In preparation for our upcoming report, I re-read our first report on P2P payments published almost 10 years ago to the day (29 Nov 1999). Although written early in the game, I was very impressed with PayPal, a service launched two weeks earlier (15 Nov 1999) by Confinity, the original name of its parent company.
We’ve made our share of incorrect predictions over the years, but this one we got right (note 1), annointing PayPal with one of the first OBR Best of the Web awards. Here’s our take from that original report, when PayPal was available as a payment option on just nine eBay auctions:
(PayPal) is not as well known as BidPay….but as soon as (eBay) participants discover (PayPal) is free and real-time, it should catch on quickly.

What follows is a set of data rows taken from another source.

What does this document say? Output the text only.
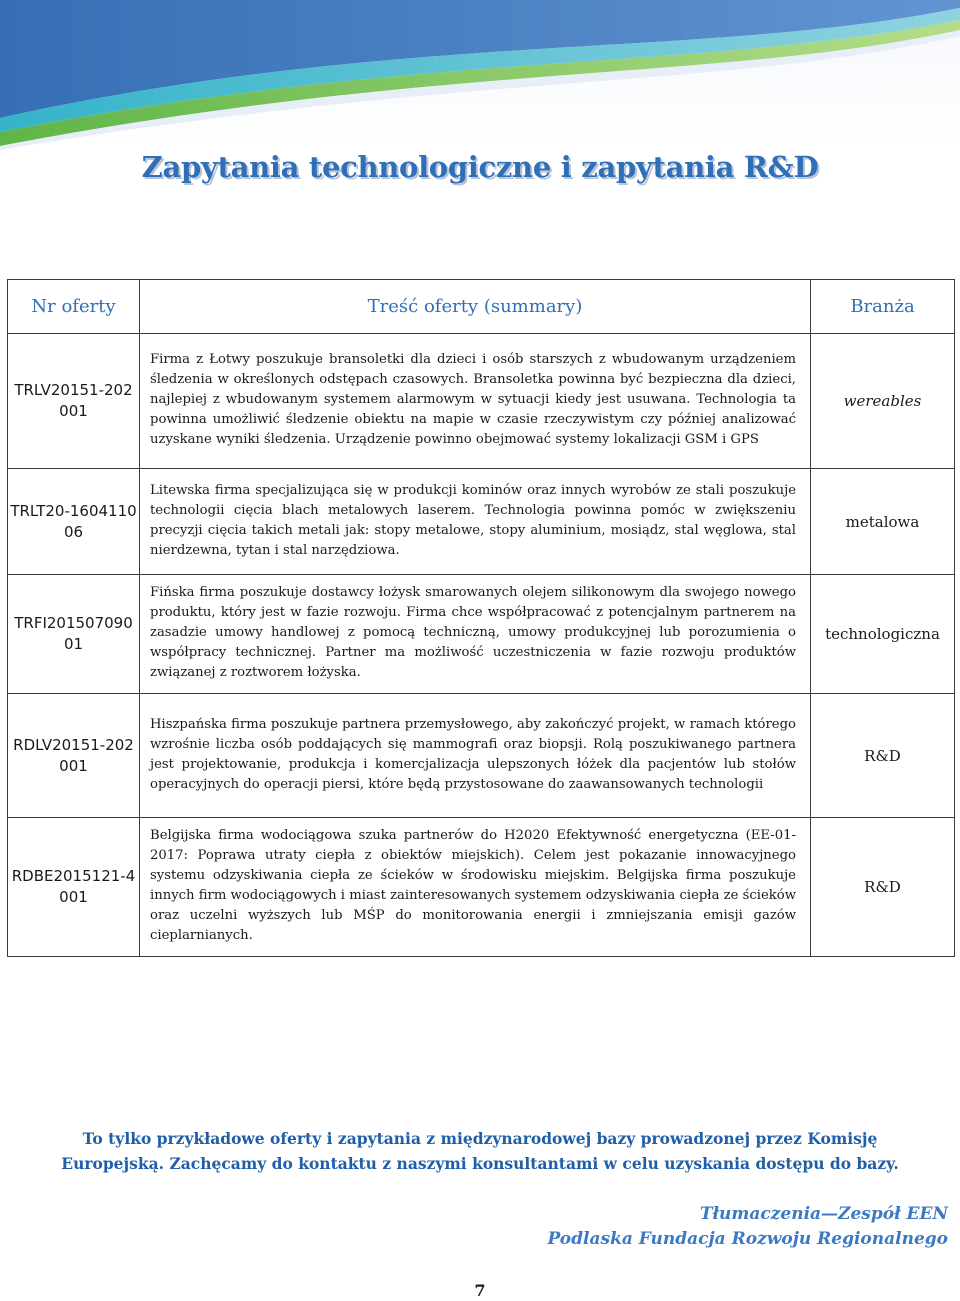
Zapytania technologiczne i zapytania R&D
Nr oferty	Treść oferty (summary)	Branża
TRLV20151-202001	Firma z Łotwy poszukuje bransoletki dla dzieci i osób starszych z wbudowanym urządzeniem śledzenia w określonych odstępach czasowych. Bransoletka powinna być bezpieczna dla dzieci, najlepiej z wbudowanym systemem alarmowym w sytuacji kiedy jest usuwana. Technologia ta powinna umożliwić śledzenie obiektu na mapie w czasie rzeczywistym czy później analizować uzyskane wyniki śledzenia. Urządzenie powinno obejmować systemy lokalizacji GSM i GPS	wereables
TRLT20-160411006	Litewska firma specjalizująca się w produkcji kominów oraz innych wyrobów ze stali poszukuje technologii cięcia blach metalowych laserem. Technologia powinna pomóc w zwiększeniu precyzji cięcia takich metali jak: stopy metalowe, stopy aluminium, mosiądz, stal węglowa, stal nierdzewna, tytan i stal narzędziowa.	metalowa
TRFI20150709001	Fińska firma poszukuje dostawcy łożysk smarowanych olejem silikonowym dla swojego nowego produktu, który jest w fazie rozwoju. Firma chce współpracować z potencjalnym partnerem na zasadzie umowy handlowej z pomocą techniczną, umowy produkcyjnej lub porozumienia o współpracy technicznej. Partner ma możliwość uczestniczenia w fazie rozwoju produktów związanej z roztworem łożyska.	technologiczna
RDLV20151-202001	Hiszpańska firma poszukuje partnera przemysłowego, aby zakończyć projekt, w ramach którego wzrośnie liczba osób poddających się mammografi oraz biopsji. Rolą poszukiwanego partnera jest projektowanie, produkcja i komercjalizacja ulepszonych łóżek dla pacjentów lub stołów operacyjnych do operacji piersi, które będą przystosowane do zaawansowanych technologii	R&D
RDBE2015121-4001	Belgijska firma wodociągowa szuka partnerów do H2020 Efektywność energetyczna (EE-01-2017: Poprawa utraty ciepła z obiektów miejskich). Celem jest pokazanie innowacyjnego systemu odzyskiwania ciepła ze ścieków w środowisku miejskim. Belgijska firma poszukuje innych firm wodociągowych i miast zainteresowanych systemem odzyskiwania ciepła ze ścieków oraz uczelni wyższych lub MŚP do monitorowania energii i zmniejszania emisji gazów cieplarnianych.	R&D
To tylko przykładowe oferty i zapytania z międzynarodowej bazy prowadzonej przez Komisję Europejską. Zachęcamy do kontaktu z naszymi konsultantami w celu uzyskania dostępu do bazy.
Tłumaczenia—Zespół EEN
Podlaska Fundacja Rozwoju Regionalnego
7
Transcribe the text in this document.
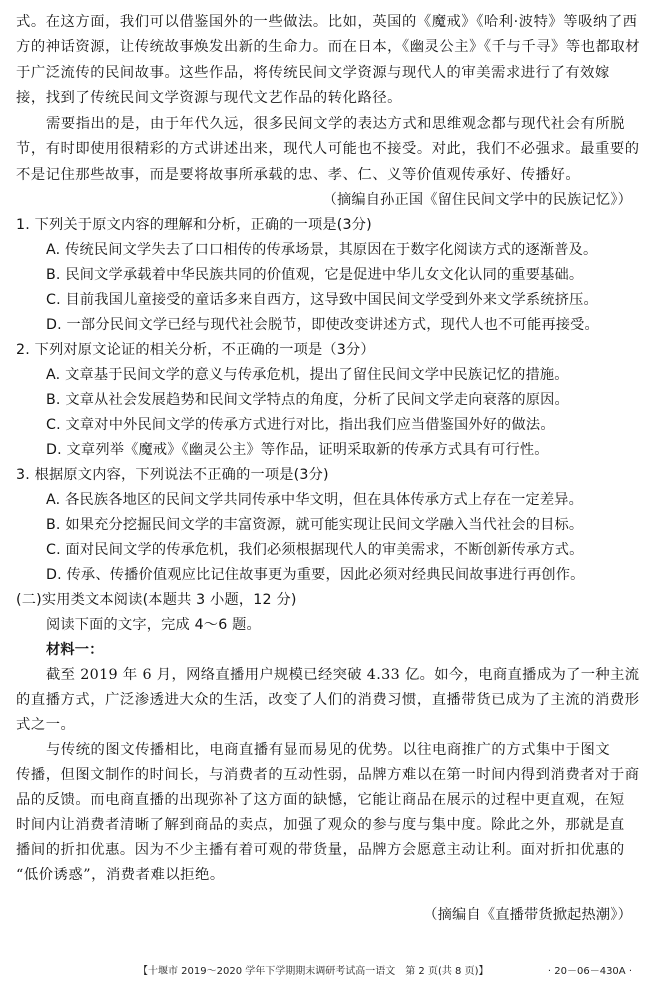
式。在这方面，我们可以借鉴国外的一些做法。比如，英国的《魔戒》《哈利·波特》等吸纳了西
方的神话资源，让传统故事焕发出新的生命力。而在日本，《幽灵公主》《千与千寻》等也都取材
于广泛流传的民间故事。这些作品，将传统民间文学资源与现代人的审美需求进行了有效嫁
接，找到了传统民间文学资源与现代文艺作品的转化路径。
需要指出的是，由于年代久远，很多民间文学的表达方式和思维观念都与现代社会有所脱
节，有时即使用很精彩的方式讲述出来，现代人可能也不接受。对此，我们不必强求。最重要的
不是记住那些故事，而是要将故事所承载的忠、孝、仁、义等价值观传承好、传播好。
（摘编自孙正国《留住民间文学中的民族记忆》）
1. 下列关于原文内容的理解和分析，正确的一项是(3分)
A. 传统民间文学失去了口口相传的传承场景，其原因在于数字化阅读方式的逐渐普及。
B. 民间文学承载着中华民族共同的价值观，它是促进中华儿女文化认同的重要基础。
C. 目前我国儿童接受的童话多来自西方，这导致中国民间文学受到外来文学系统挤压。
D. 一部分民间文学已经与现代社会脱节，即使改变讲述方式，现代人也不可能再接受。
2. 下列对原文论证的相关分析，不正确的一项是（3分）
A. 文章基于民间文学的意义与传承危机，提出了留住民间文学中民族记忆的措施。
B. 文章从社会发展趋势和民间文学特点的角度，分析了民间文学走向衰落的原因。
C. 文章对中外民间文学的传承方式进行对比，指出我们应当借鉴国外好的做法。
D. 文章列举《魔戒》《幽灵公主》等作品，证明采取新的传承方式具有可行性。
3. 根据原文内容，下列说法不正确的一项是(3分)
A. 各民族各地区的民间文学共同传承中华文明，但在具体传承方式上存在一定差异。
B. 如果充分挖掘民间文学的丰富资源，就可能实现让民间文学融入当代社会的目标。
C. 面对民间文学的传承危机，我们必须根据现代人的审美需求，不断创新传承方式。
D. 传承、传播价值观应比记住故事更为重要，因此必须对经典民间故事进行再创作。
(二)实用类文本阅读(本题共 3 小题，12 分)
阅读下面的文字，完成 4～6 题。
材料一：
截至 2019 年 6 月，网络直播用户规模已经突破 4.33 亿。如今，电商直播成为了一种主流
的直播方式，广泛渗透进大众的生活，改变了人们的消费习惯，直播带货已成为了主流的消费形
式之一。
与传统的图文传播相比，电商直播有显而易见的优势。以往电商推广的方式集中于图文
传播，但图文制作的时间长，与消费者的互动性弱，品牌方难以在第一时间内得到消费者对于商
品的反馈。而电商直播的出现弥补了这方面的缺憾，它能让商品在展示的过程中更直观，在短
时间内让消费者清晰了解到商品的卖点，加强了观众的参与度与集中度。除此之外，那就是直
播间的折扣优惠。因为不少主播有着可观的带货量，品牌方会愿意主动让利。面对折扣优惠的
“低价诱惑”，消费者难以拒绝。
（摘编自《直播带货掀起热潮》）
【十堰市 2019～2020 学年下学期期末调研考试高一语文　第 2 页(共 8 页)】	· 20－06－430A ·
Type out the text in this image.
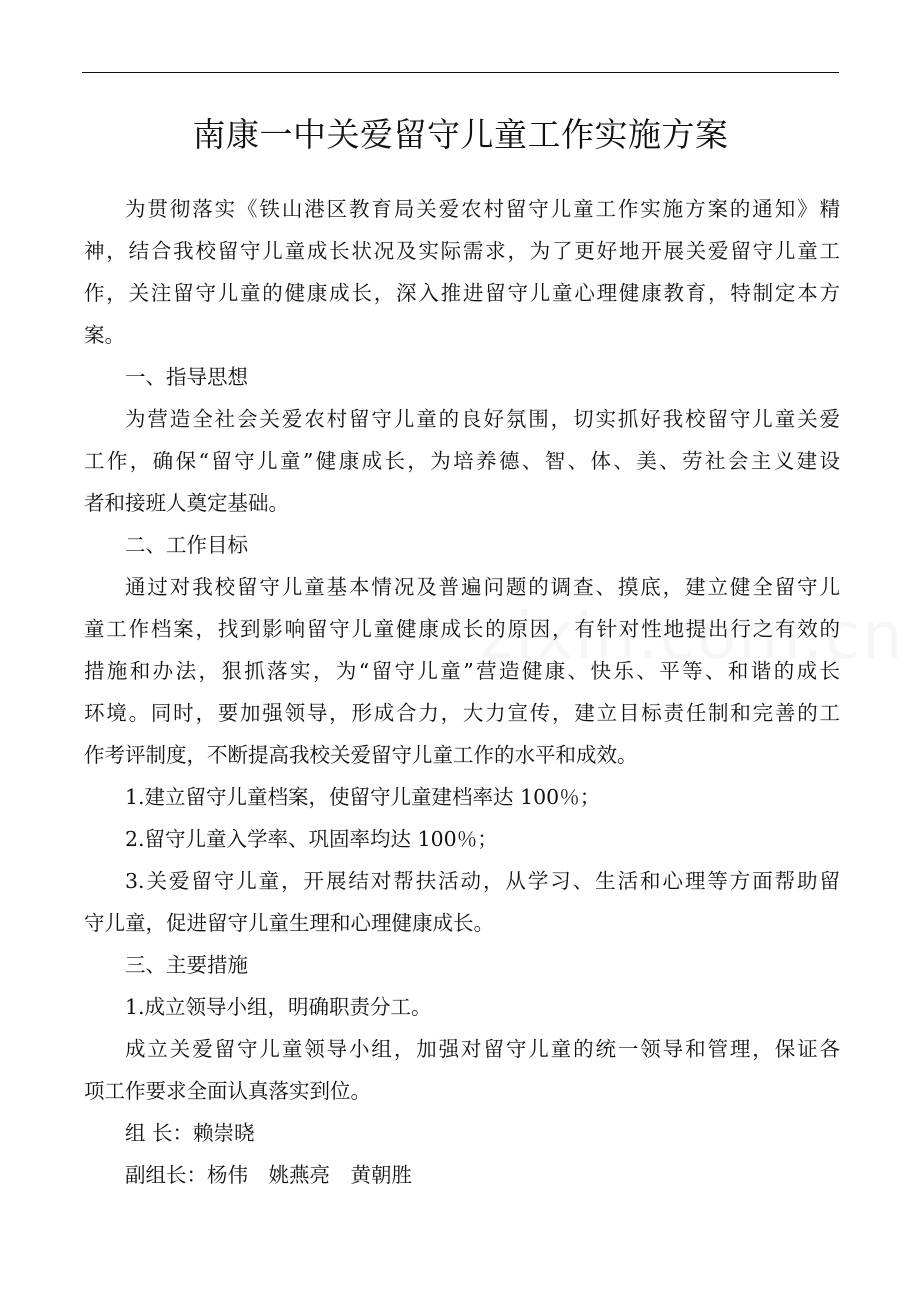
南康一中关爱留守儿童工作实施方案
为贯彻落实《铁山港区教育局关爱农村留守儿童工作实施方案的通知》精
神，结合我校留守儿童成长状况及实际需求，为了更好地开展关爱留守儿童工
作，关注留守儿童的健康成长，深入推进留守儿童心理健康教育，特制定本方
案。
一、指导思想
为营造全社会关爱农村留守儿童的良好氛围，切实抓好我校留守儿童关爱
工作，确保“留守儿童”健康成长，为培养德、智、体、美、劳社会主义建设
者和接班人奠定基础。
二、工作目标
通过对我校留守儿童基本情况及普遍问题的调查、摸底，建立健全留守儿
童工作档案，找到影响留守儿童健康成长的原因，有针对性地提出行之有效的
措施和办法，狠抓落实，为“留守儿童”营造健康、快乐、平等、和谐的成长
环境。同时，要加强领导，形成合力，大力宣传，建立目标责任制和完善的工
作考评制度，不断提高我校关爱留守儿童工作的水平和成效。
1.建立留守儿童档案，使留守儿童建档率达 100％；
2.留守儿童入学率、巩固率均达 100％；
3.关爱留守儿童，开展结对帮扶活动，从学习、生活和心理等方面帮助留
守儿童，促进留守儿童生理和心理健康成长。
三、主要措施
1.成立领导小组，明确职责分工。
成立关爱留守儿童领导小组，加强对留守儿童的统一领导和管理，保证各
项工作要求全面认真落实到位。
组 长：赖崇晓
副组长：杨伟　姚燕亮　黄朝胜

PayPal was originally developed as a payment mechanism between Palm Pilots, which explains the “beam money” call-to-action on top of the original user interface (below). But I wasn’t a Palm user, so what got me excited about the service was the use of the email address to facilitate payments:
Much of (PayPal’s) press coverage has focused on the Palm application…(but) it’s the email-payment program that has the huge potential.
The rest, as they say, is history.
PayPal “send money” interface at its 1999 launch (15 Nov 1999)
PayPal “send money” today (19 Nov 2009)
Note:
1. And truth be told, we predicted that PayPal would need to hook up with an existing payment player to get past trust issues. But luckily for them, the extremely deep-pocketed VCs in the bubble days floated PayPal a massive amount of cash so it could buy its way into the wallets of consumers.